Netgear RangeMax MIMO wireless router
Does it live up to the hype?
Review Netgear's marketing hype about its latest wireless router makes for good reading. It claims a 1000 per cent improvement in coverage and speed over standard 802.11g products and a total of half a million square feet of uninterrupted coverage, writes Dave Mitchell.
As expected, MIMO (Multiple Input, Multiple Output) is the technology behind the scenes. But whereas Belkin's Pre-N wireless router uses a triplet of external aerials, Netgear has craftily hidden them inside the casing. Not only that, but there are no less than seven of them. Netgear's 'Smart MIMO' feature aims to monitor for interference from the likes of walls and other obstacles and constantly modifies the aerial's setup by choosing the best one from a selection of 100 configurations. If, for example, you move your laptop from one room to another then the router should sense the change in interference and adjust itself automatically to provide the best signal strength.
Physically, the router is a compact slab of plastic that conforms to Netgear's common design policy. One feature that does make it stand out is the large blue dome on the top panel. This is to remind you just how many aerials Netgear has managed to fit in as it has blue LEDs on its circumference for each one and they flash to tell you which are active and which direction the signals are coming from. It seems a fun idea but when we tested in a typical home environment the lights endlessly circulated like a demented UFO and it quickly became tedious.
Four switched Fast Ethernet ports are provided for LAN connections but if you need more you can easily cascade another hub or switch from them to increase the port count. You don't get an internal ADSL modem so you'll need to hook one up with an Ethernet connection. The front panel provides a simple display showing active LAN ports along with connection status and activity for WAN and wireless links.
Netgear has perfected its installation routine and it's a simple process of connecting your PC to a LAN port, adding your DSL modem to the WAN Ethernet port and popping the supplied CD-ROM into an optical drive. The setup routine hunts down the router automatically, checks the Internet connection details and configures itself accordingly. Suffice to say, we had Internet access up and running for our BT Broadband connection within ten minutes of unpacking the box. Even better is that after first contact with the web browser interface it'll immediately check with Netgear's web site to see if there's a new firmware version available.

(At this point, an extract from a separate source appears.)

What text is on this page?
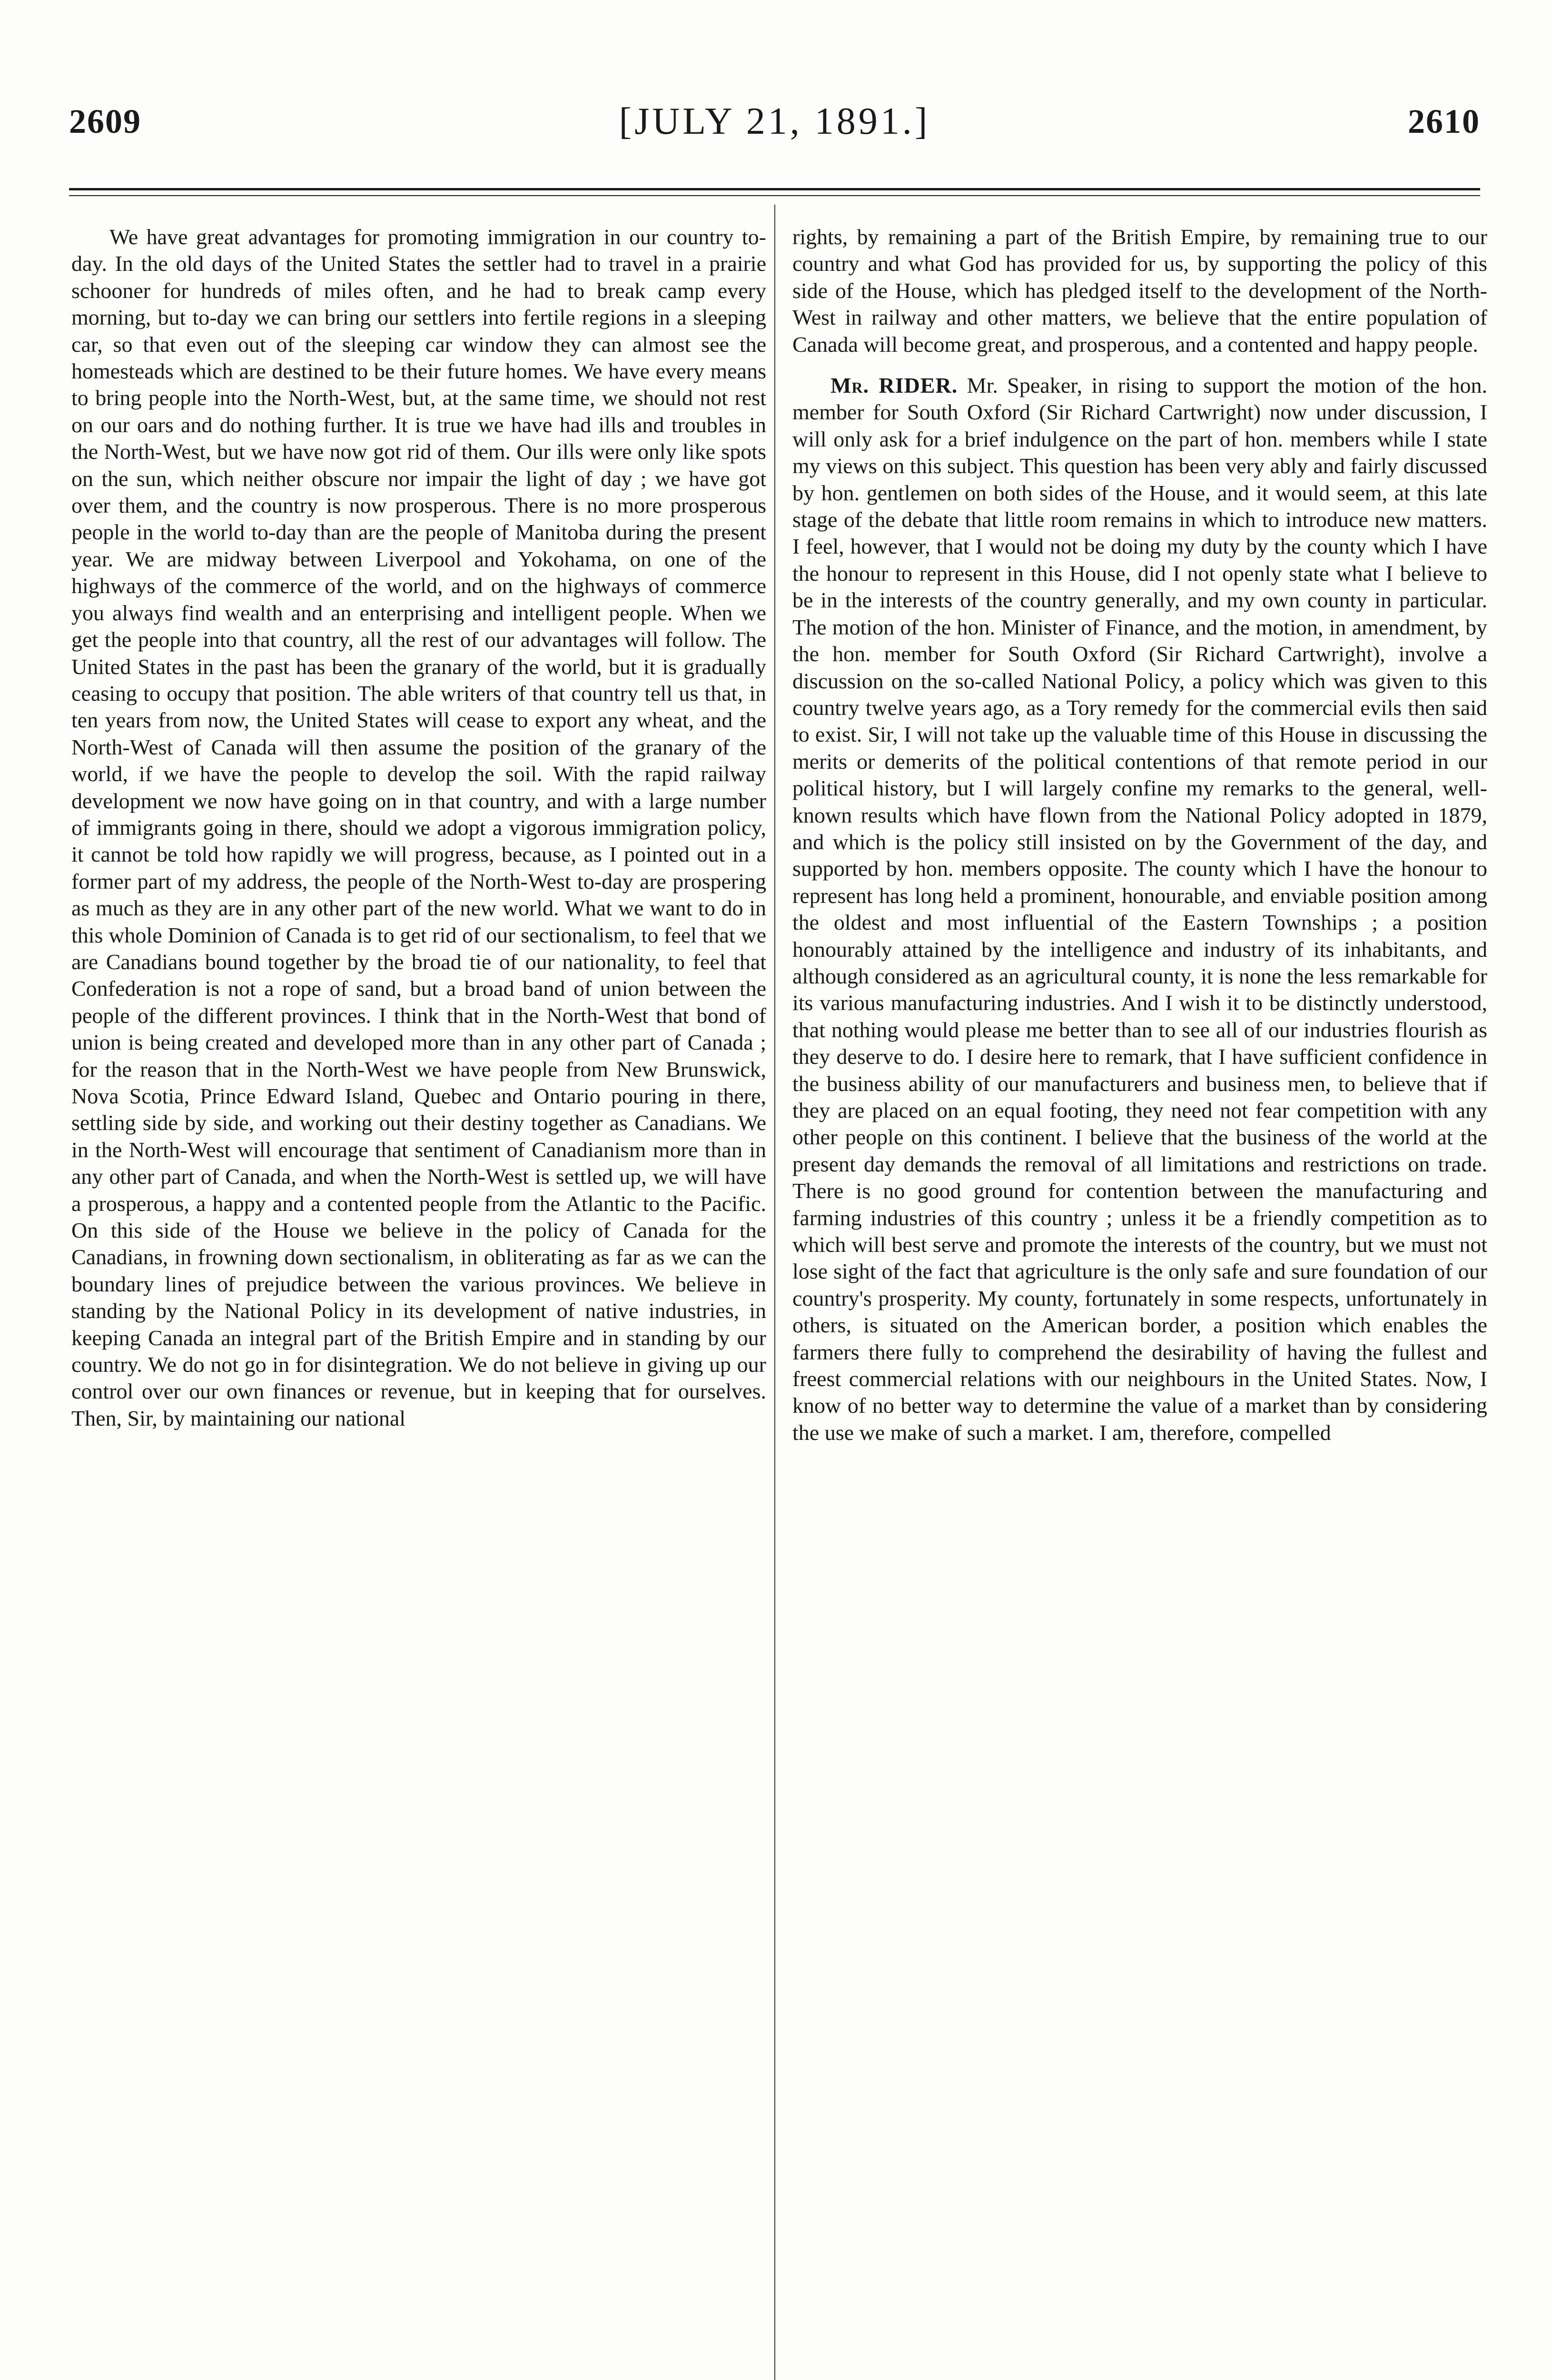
2609	[JULY 21, 1891.]	2610

We have great advantages for promoting immigration in our country to-day. In the old days of the United States the settler had to travel in a prairie schooner for hundreds of miles often, and he had to break camp every morning, but to-day we can bring our settlers into fertile regions in a sleeping car, so that even out of the sleeping car window they can almost see the homesteads which are destined to be their future homes. We have every means to bring people into the North-West, but, at the same time, we should not rest on our oars and do nothing further. It is true we have had ills and troubles in the North-West, but we have now got rid of them. Our ills were only like spots on the sun, which neither obscure nor impair the light of day ; we have got over them, and the country is now prosperous. There is no more prosperous people in the world to-day than are the people of Manitoba during the present year. We are midway between Liverpool and Yokohama, on one of the highways of the commerce of the world, and on the highways of commerce you always find wealth and an enterprising and intelligent people. When we get the people into that country, all the rest of our advantages will follow. The United States in the past has been the granary of the world, but it is gradually ceasing to occupy that position. The able writers of that country tell us that, in ten years from now, the United States will cease to export any wheat, and the North-West of Canada will then assume the position of the granary of the world, if we have the people to develop the soil. With the rapid railway development we now have going on in that country, and with a large number of immigrants going in there, should we adopt a vigorous immigration policy, it cannot be told how rapidly we will progress, because, as I pointed out in a former part of my address, the people of the North-West to-day are prospering as much as they are in any other part of the new world. What we want to do in this whole Dominion of Canada is to get rid of our sectionalism, to feel that we are Canadians bound together by the broad tie of our nationality, to feel that Confederation is not a rope of sand, but a broad band of union between the people of the different provinces. I think that in the North-West that bond of union is being created and developed more than in any other part of Canada ; for the reason that in the North-West we have people from New Brunswick, Nova Scotia, Prince Edward Island, Quebec and Ontario pouring in there, settling side by side, and working out their destiny together as Canadians. We in the North-West will encourage that sentiment of Canadianism more than in any other part of Canada, and when the North-West is settled up, we will have a prosperous, a happy and a contented people from the Atlantic to the Pacific. On this side of the House we believe in the policy of Canada for the Canadians, in frowning down sectionalism, in obliterating as far as we can the boundary lines of prejudice between the various provinces. We believe in standing by the National Policy in its development of native industries, in keeping Canada an integral part of the British Empire and in standing by our country. We do not go in for disintegration. We do not believe in giving up our control over our own finances or revenue, but in keeping that for ourselves. Then, Sir, by maintaining our national

rights, by remaining a part of the British Empire, by remaining true to our country and what God has provided for us, by supporting the policy of this side of the House, which has pledged itself to the development of the North-West in railway and other matters, we believe that the entire population of Canada will become great, and prosperous, and a contented and happy people.

Mr. RIDER. Mr. Speaker, in rising to support the motion of the hon. member for South Oxford (Sir Richard Cartwright) now under discussion, I will only ask for a brief indulgence on the part of hon. members while I state my views on this subject. This question has been very ably and fairly discussed by hon. gentlemen on both sides of the House, and it would seem, at this late stage of the debate that little room remains in which to introduce new matters. I feel, however, that I would not be doing my duty by the county which I have the honour to represent in this House, did I not openly state what I believe to be in the interests of the country generally, and my own county in particular. The motion of the hon. Minister of Finance, and the motion, in amendment, by the hon. member for South Oxford (Sir Richard Cartwright), involve a discussion on the so-called National Policy, a policy which was given to this country twelve years ago, as a Tory remedy for the commercial evils then said to exist. Sir, I will not take up the valuable time of this House in discussing the merits or demerits of the political contentions of that remote period in our political history, but I will largely confine my remarks to the general, well-known results which have flown from the National Policy adopted in 1879, and which is the policy still insisted on by the Government of the day, and supported by hon. members opposite. The county which I have the honour to represent has long held a prominent, honourable, and enviable position among the oldest and most influential of the Eastern Townships ; a position honourably attained by the intelligence and industry of its inhabitants, and although considered as an agricultural county, it is none the less remarkable for its various manufacturing industries. And I wish it to be distinctly understood, that nothing would please me better than to see all of our industries flourish as they deserve to do. I desire here to remark, that I have sufficient confidence in the business ability of our manufacturers and business men, to believe that if they are placed on an equal footing, they need not fear competition with any other people on this continent. I believe that the business of the world at the present day demands the removal of all limitations and restrictions on trade. There is no good ground for contention between the manufacturing and farming industries of this country ; unless it be a friendly competition as to which will best serve and promote the interests of the country, but we must not lose sight of the fact that agriculture is the only safe and sure foundation of our country's prosperity. My county, fortunately in some respects, unfortunately in others, is situated on the American border, a position which enables the farmers there fully to comprehend the desirability of having the fullest and freest commercial relations with our neighbours in the United States. Now, I know of no better way to determine the value of a market than by considering the use we make of such a market. I am, therefore, compelled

Inevitably, the burning question is whether the WPN824 delivers on Netgear's claims for speed and coverage. We used a 1.6GHz Fujitsu Siemens notebook running Windows XP SP2 and fitted with Netgear's RangeMax WPN511 wireless PC Card. With a line of sight connection of 5m the open source Iometer reported a very respectable 43.2Mbps over an unsecured link. Moving to a secure WPA-PSK link made this drop to 34.4Mbps. These figures put Netgear's RangeMax on a par with Belkin's Pre-N products.
We were impressed with MIMO's range capabilities and found it delivered exceptional coverage in a normal home environment. Moving the test rig into an office complex with far more signal disruptors still produced some good results. Positioning the laptop some 50m away down the end of a corridor with two large fire doors in its path saw performance for an unsecured link drop by around 25 per cent. We then did a complete circuit of the first floor and found one dead spot about 60m away in a straight line although this did have a steel reinforced concrete floor, three fire doors and four other offices in the way.
Along with good performance and range the WPN824 delivers a reasonable level of features that are standard across its range of multi-function wireless routers. For Internet security you get NAT plus a standard SPI firewall that defaults to blocking all unsolicited inbound traffic. Web access restrictions are nothing special, however, as the router implements simple URL filtering so you'll have to create manually lists of sites you want to block. However, you can use a single schedule to apply blocking lists at specific times of the day or week. Email alerting to one address is supported, and a message can be automatically sent by the router if it detects an attack or a user attempts to access a banned web site. Wireless security extends to SSID masking, MAC address access lists, 64 and 128-bit WEP plus WPA encryption. For the latter, Netgear now only offers PSK (pre-shared key) encryption and has removed support for 802.11x authentication via a RADIUS server. Considering the range this router has, we would strongly recommend implementing at least one of the available security measures.
There's no denying MIMO wireless products deliver in the performance and range stakes and Netgear's WPN824 offers a good selection of features suited to home users and small businesses alike. Of course, the downside is that to get these speeds you'll have to purchase Netgear's accompanying RangeMax PCI and PC Card products. Though this means losing the convenience of the built-in wireless that so many laptops are now equipped with, the speeds benefits of making this switch are palpable. And as with the router itself these products are available at competitive prices.